Canada's Inflation Ticks Higher in June as Fall in Gasoline Prices Abates, Says TD
BY MT Newswires | ECONOMIC | 07/15/25 10:48 AM EDT10:48 AM EDT, 07/15/2025 (MT Newswires) -- Canadian headline CPI inflation for June came in at 1.9% year-on-year, heating up from the 1.7% print in May and in line with expectations, said TD after Tuesday's release of consumer price index data.
The uptick was due to gasoline prices falling to a lesser extent in June (-13.4% year over year versus -15.5% in April) and faster price growth for passenger vehicles and furniture, noted the bank.
Prices for clothing and footwear also rose 2.0% year over year versus 0.5% last month due to the women's clothing index not declining like it did in May. Statistics Canada also cited "uncertainty surrounding international trade" and tariffs putting upward pressure on costs for the clothing and footwear industry.
The Bank of Canada's CPI-trim measure was unchanged for the month at 3.0% year over year, while the CPI-median index ticked higher to 3.1% year over year.
The CPI excluding the eight most volatile components and indirect taxes (CPIX) accelerated to 2.7% year over year from 2.5% in May, while CPI excluding food and energy was virtually unchanged at 2.6%. On a seasonally adjusted monthly basis, inflation accelerated for three of the four measures, while monthly inflation for CPI excluding food and energy was unchanged (0.26% month-on-month).

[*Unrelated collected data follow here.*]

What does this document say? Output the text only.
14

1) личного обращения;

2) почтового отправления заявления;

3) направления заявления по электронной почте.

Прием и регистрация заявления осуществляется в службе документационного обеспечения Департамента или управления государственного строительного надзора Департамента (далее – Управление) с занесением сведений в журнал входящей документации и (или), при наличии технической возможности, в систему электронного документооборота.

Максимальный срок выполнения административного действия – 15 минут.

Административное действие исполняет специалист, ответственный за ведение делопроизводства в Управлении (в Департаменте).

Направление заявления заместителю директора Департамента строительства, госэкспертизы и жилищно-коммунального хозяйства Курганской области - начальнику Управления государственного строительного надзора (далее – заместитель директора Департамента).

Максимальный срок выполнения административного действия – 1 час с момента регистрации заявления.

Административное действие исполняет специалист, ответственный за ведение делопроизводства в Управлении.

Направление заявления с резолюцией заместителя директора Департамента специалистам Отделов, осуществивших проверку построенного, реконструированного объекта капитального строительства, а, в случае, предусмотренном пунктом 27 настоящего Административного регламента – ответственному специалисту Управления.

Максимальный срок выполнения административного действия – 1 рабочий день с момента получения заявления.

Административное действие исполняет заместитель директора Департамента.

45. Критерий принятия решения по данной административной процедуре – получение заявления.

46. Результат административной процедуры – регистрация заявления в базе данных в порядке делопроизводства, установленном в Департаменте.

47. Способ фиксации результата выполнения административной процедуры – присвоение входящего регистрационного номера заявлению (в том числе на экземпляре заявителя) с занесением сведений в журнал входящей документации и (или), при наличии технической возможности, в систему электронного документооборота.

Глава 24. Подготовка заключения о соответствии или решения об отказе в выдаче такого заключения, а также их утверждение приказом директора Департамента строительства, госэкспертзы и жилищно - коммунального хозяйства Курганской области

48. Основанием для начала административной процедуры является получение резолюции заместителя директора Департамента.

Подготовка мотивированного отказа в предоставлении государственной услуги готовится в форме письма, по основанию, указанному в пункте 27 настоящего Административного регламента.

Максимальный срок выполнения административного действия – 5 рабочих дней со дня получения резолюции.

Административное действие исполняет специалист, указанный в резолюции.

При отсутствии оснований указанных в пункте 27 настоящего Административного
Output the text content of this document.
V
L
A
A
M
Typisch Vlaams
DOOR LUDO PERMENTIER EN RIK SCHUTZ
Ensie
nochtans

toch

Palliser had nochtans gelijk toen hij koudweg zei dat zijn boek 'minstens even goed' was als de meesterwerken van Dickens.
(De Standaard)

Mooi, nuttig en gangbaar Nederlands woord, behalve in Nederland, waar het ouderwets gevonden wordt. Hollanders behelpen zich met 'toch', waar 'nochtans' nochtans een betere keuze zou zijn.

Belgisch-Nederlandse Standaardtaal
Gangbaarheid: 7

Another month of the inflation data coming in as expected, said the bank. Top-line price growth continues to be restrained by weak readings for gasoline. In addition, "geopolitical conflicts" were cited as propping up crude prices in June, a factor that faded mid-month and should provide some offset in July.
Meanwhile, core inflation held up on an annual basis, with the monthly figures also pointing to healthy price growth. The groundwork for July to continue June's story -- weak top-line price growth and more core strength -- looks to be set, stated TD.
Healthy core price growth, coupled with last week's surprisingly robust employment gains, now make a July cut from the Bank of Canada unlikely, according to TD. However, renewed trade threats from the United States add to the uncertainty that has lingered over the economy since the start of the year.
Looking forward, the course of trade negotiations and evidence of whether June's healthy labor market report was a one-off or the start of a new trend will be "crucial," added the bank. Ultimately, TD believes that absent a quick resolution on trade, the economic backdrop should give the BoC space to deliver more easing this year.